All the problems with Current Spoken Syntax
Exponentiation
Take the expression “b^d”.
When we speak it as ”b to the power of d” we regrettably mix output-parameter with the second argument parameter.
”exponenting b with d” could be another theoretical option, better would be “raising base b to the exponent d” avoiding some of those problems, but neither is perfect nor are they in use.
When discussing the operation of “exponentiation” what seems to be calculated is the abstract and dazzlingly overloaded idea of “power”.
The operation-name reflects the second argument, instead of what it calculates, which would be a far more logical and desirable property that even the hateful, problematic and soon to be forgotten legacy notation of sin(θ) spoken as ”sine theta”-notation manages to do by default, even if very badly.
What is Power, Anyway?
Now let’s look at the legacy output parameter of "power”:
Is 3^3=81 more powerful than 3^2=9?
Uhm… sure, that makes some sense based on vibes, but the language does not mesh with the geometrical ground truth the operation encodes, nor do we use the label of “power” in this context again. So we get fuzzy, conflicting vibes, instead of the clear, precise and uncompromising language that our soul craves to make sense of the world.1
Root Taking
Spoken as “taking the d-th root of C”. The parameter names of “degree”, “radicand” are not used.

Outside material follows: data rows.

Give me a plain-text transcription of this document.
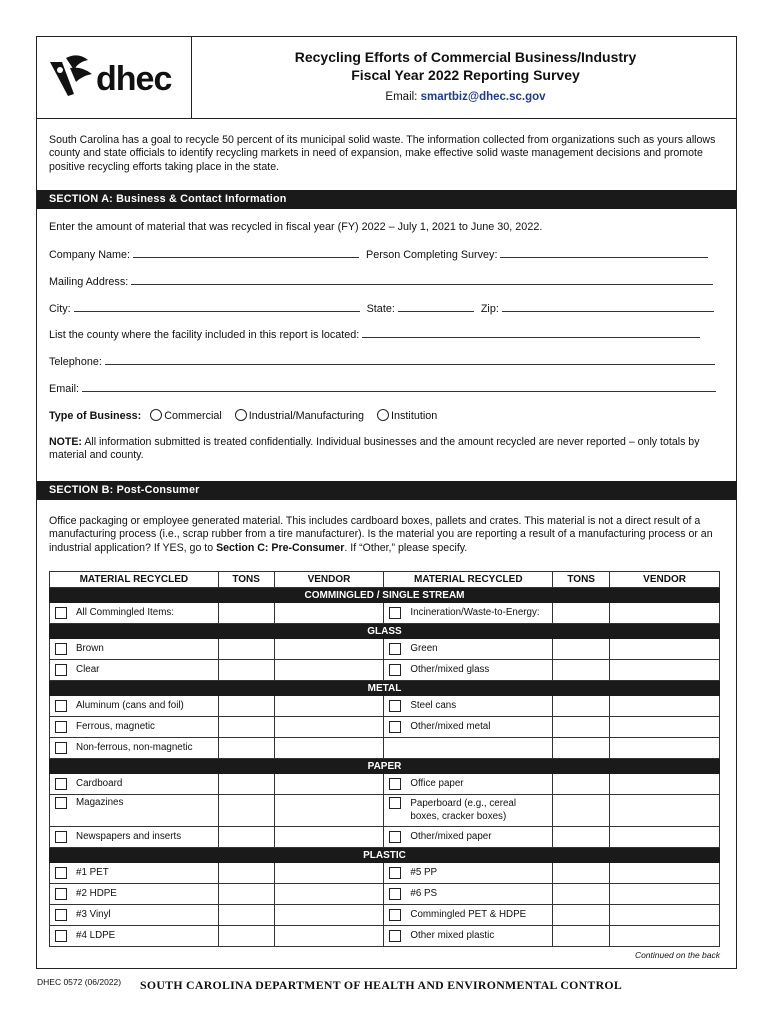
dhec
Recycling Efforts of Commercial Business/Industry
Fiscal Year 2022 Reporting Survey
Email: smartbiz@dhec.sc.gov
South Carolina has a goal to recycle 50 percent of its municipal solid waste. The information collected from organizations such as yours allows county and state officials to identify recycling markets in need of expansion, make effective solid waste management decisions and promote positive recycling efforts taking place in the state.
SECTION A: Business & Contact Information
Enter the amount of material that was recycled in fiscal year (FY) 2022 – July 1, 2021 to June 30, 2022.
Company Name:	Person Completing Survey:
Mailing Address:
City:	State:	Zip:
List the county where the facility included in this report is located:
Telephone:
Email:
Type of Business: Commercial	Industrial/Manufacturing	Institution
NOTE: All information submitted is treated confidentially. Individual businesses and the amount recycled are never reported – only totals by material and county.
SECTION B: Post-Consumer
Office packaging or employee generated material. This includes cardboard boxes, pallets and crates. This material is not a direct result of a manufacturing process (i.e., scrap rubber from a tire manufacturer). Is the material you are reporting a result of a manufacturing process or an industrial application? If YES, go to Section C: Pre-Consumer. If “Other,” please specify.
MATERIAL RECYCLED	TONS	VENDOR	MATERIAL RECYCLED	TONS	VENDOR
COMMINGLED / SINGLE STREAM					
All Commingled Items:			Incineration/Waste-to-Energy:		
GLASS					
Brown			Green		
Clear			Other/mixed glass		
METAL					
Aluminum (cans and foil)			Steel cans		
Ferrous, magnetic			Other/mixed metal		
Non-ferrous, non-magnetic					
PAPER					
Cardboard			Office paper		
Magazines			Paperboard (e.g., cereal boxes, cracker boxes)		
Newspapers and inserts			Other/mixed paper		
PLASTIC					
#1 PET			#5 PP		
#2 HDPE			#6 PS		
#3 Vinyl			Commingled PET & HDPE		
#4 LDPE			Other mixed plastic		
Continued on the back
DHEC 0572 (06/2022) SOUTH CAROLINA DEPARTMENT OF HEALTH AND ENVIRONMENTAL CONTROL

From the spoken convention, one might easily assume that “root” as a label would refer to the first parameter d, which apparently is named the “radicand”. Indeed, this I assumed till just now myself.
Yet referring to the operation-parameter chart again, “root” refers to the output parameter now. I vaguely remember learning the term “degree” for the first argument a long time ago in school, but as the syntax is highly confused, I have conflated it2.
Let us then not further dwell on the mistakes of our forebears, and establish a powerful tradition of our own.
Logarithms
Instead of the recurrent whining, let’s at least say something nice about the most hated of operations…. at least the default parameter name of “base” is shared with exponentiation! In fact, it’s so good, that I decided to use the term myself!
And the output-parameter matches the operation-name here!
Back to the negatives though, and I bet you, that most people will not be familiar with the term “anti-logarithm”. Also, it’s very long and contains within itself the output parameter name! Bad.
When we say “taking the log of C", we often implicitly refer to base 10 or base e.
Sometimes we hear the clarifying phrase “taking the decadic log/the natural log of C/binary log” using words to encode the base-number.
It sort of makes sense, that we thereby define a more compacted unary-function, but it tends to add obfuscation and confusion, unless you’re already on friendly terms with the operation and its meaning. Another problem here is that the verb “taking” is already used for “taking the root”.
But let us then not further dwell on the mistakes of our forebears, and establish a powerful tradition of our own.
All the Solutions with New Spoken Syntax
Multiple Syntax Sets
I have experimented with different conventions and found it best, that there ought to be variations to emphasize different use cases, perspectives and different levels of required verbosity. And the option for terseness to improve cognitive performance and communication efficiency.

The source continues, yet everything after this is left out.